Students protesting for D.C. rights not tied to city

From Walmart to D.C. rights, college activists have taken on District issues, but many aren’t city residents and are not personally touched by the battle they’re fighting. The latest example was a Friday protest for D.C. rights organized by D.C. Vote’s chief student organizer Corryn Freeman. The group of about 70 protesters who descended on Capitol Hill to express outrage against federal oversight of the District was a mix of college students and longtime D.C. rights activists.

Freeman coordinated the group as they spread along a city block. She told The Washington Examiner that she started planning the protest more than three weeks before D.C. Mayor Vince Gray was arrested in a similar Capitol Hill protest on April 11. Freeman is a Howard University senior. She grew up in Columbia and is still a Maryland resident.

“It is important to some folks that she’s not directly impacted,” said Ilir Zherka, executive director of D.C. Vote. “We definitely need engagement from youth, and we’re thrilled to have her.”

Freeman said she’s planning to become a D.C. resident soon. “I love this city,” she said.

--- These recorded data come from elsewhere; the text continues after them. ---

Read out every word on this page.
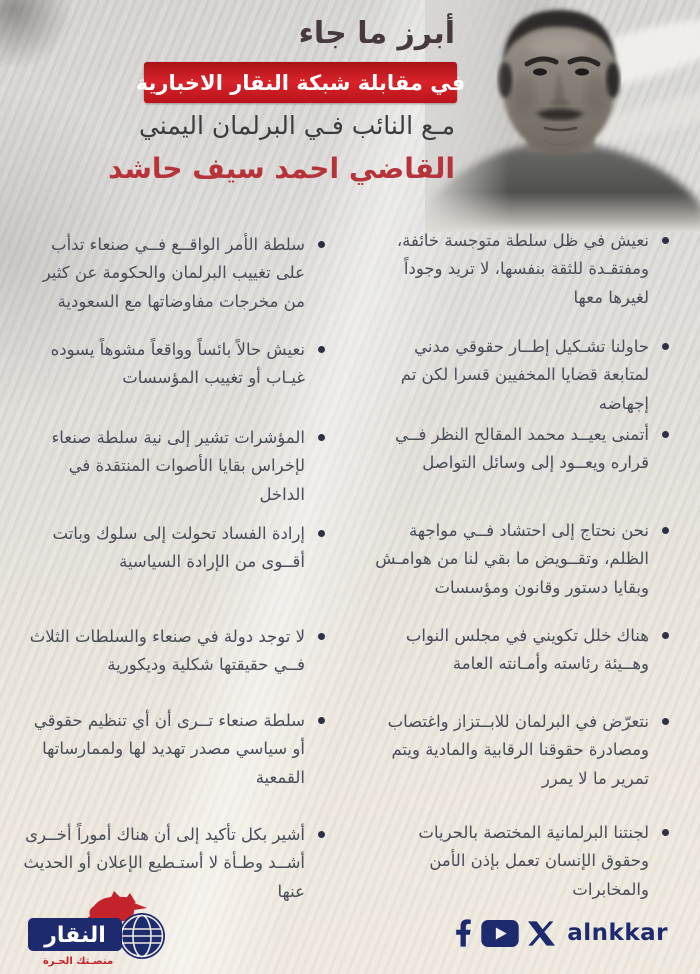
أبرز ما جاء
في مقابلة شبكة النقار الاخبارية
مـع النائب فـي البرلمان اليمني
القاضي احمد سيف حاشد
نعيش في ظل سلطة متوجسة خائفة، ومفتقـدة للثقة بنفسها، لا تريد وجوداً لغيرها معها
حاولنا تشـكيل إطــار حقوقي مدني لمتابعة قضايا المخفيين قسرا لكن تم إجهاضه
أتمنى يعيــد محمد المقالح النظر فــي قراره ويعــود إلى وسائل التواصل
نحن نحتاج إلى احتشاد فــي مواجهة الظلم، وتقــويض ما بقي لنا من هوامـش وبقايا دستور وقانون ومؤسسات
هناك خلل تكويني في مجلس النواب وهــيئة رئاسته وأمـانته العامة
نتعرّض في البرلمان للابــتزاز واغتصاب ومصادرة حقوقنا الرقابية والمادية ويتم تمرير ما لا يمرر
لجنتنا البرلمانية المختصة بالحريات وحقوق الإنسان تعمل بإذن الأمن والمخابرات
سلطة الأمر الواقــع فــي صنعاء تدأب على تغييب البرلمان والحكومة عن كثير من مخرجات مفاوضاتها مع السعودية
نعيش حالاً بائساً وواقعاً مشوهاً يسوده غيـاب أو تغييب المؤسسات
المؤشرات تشير إلى نية سلطة صنعاء لإخراس بقايا الأصوات المنتقدة في الداخل
إرادة الفساد تحولت إلى سلوك وباتت أقــوى من الإرادة السياسية
لا توجد دولة في صنعاء والسلطات الثلاث فــي حقيقتها شكلية وديكورية
سلطة صنعاء تــرى أن أي تنظيم حقوقي أو سياسي مصدر تهديد لها ولممارساتها القمعية
أشير بكل تأكيد إلى أن هناك أموراً أخــرى أشــد وطـأة لا أستـطيع الإعلان أو الحديث عنها
النقار
منصـتك الحـرة
alnkkar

Freeman said she got involved with D.C. Vote after hearing Zherka speak at Howard. She said D.C. rights touches her on a personal level.

“I’m a black woman. My parents instilled in me that my voting rights were won in blood,” Freeman said. “For me, it was in blood in two ways. As a woman and as an African American.”

A group composed almost entirely of college students that protested outside a developer connected to plans for Walmart to open stores in the District was a bit different. The 25 protesters who gathered outside the Woodley Park Metro station in December nearly got lost on the three-block walk to the developer’s house. A police officer tasked with covering the march had to direct the protesters to make the correct turn.

When it comes to D.C. rights, though, officials made clear on Friday that getting the younger generation involved – regardless of their residency – would be the only way to ensure the fight goes on.

The fight for D.C.’s statehood, “is a relay race through time, with one generation passing the baton to the next,”

Zherka told the protesters before they marched. “What we need is student power, youth power, and that’s what today is about.”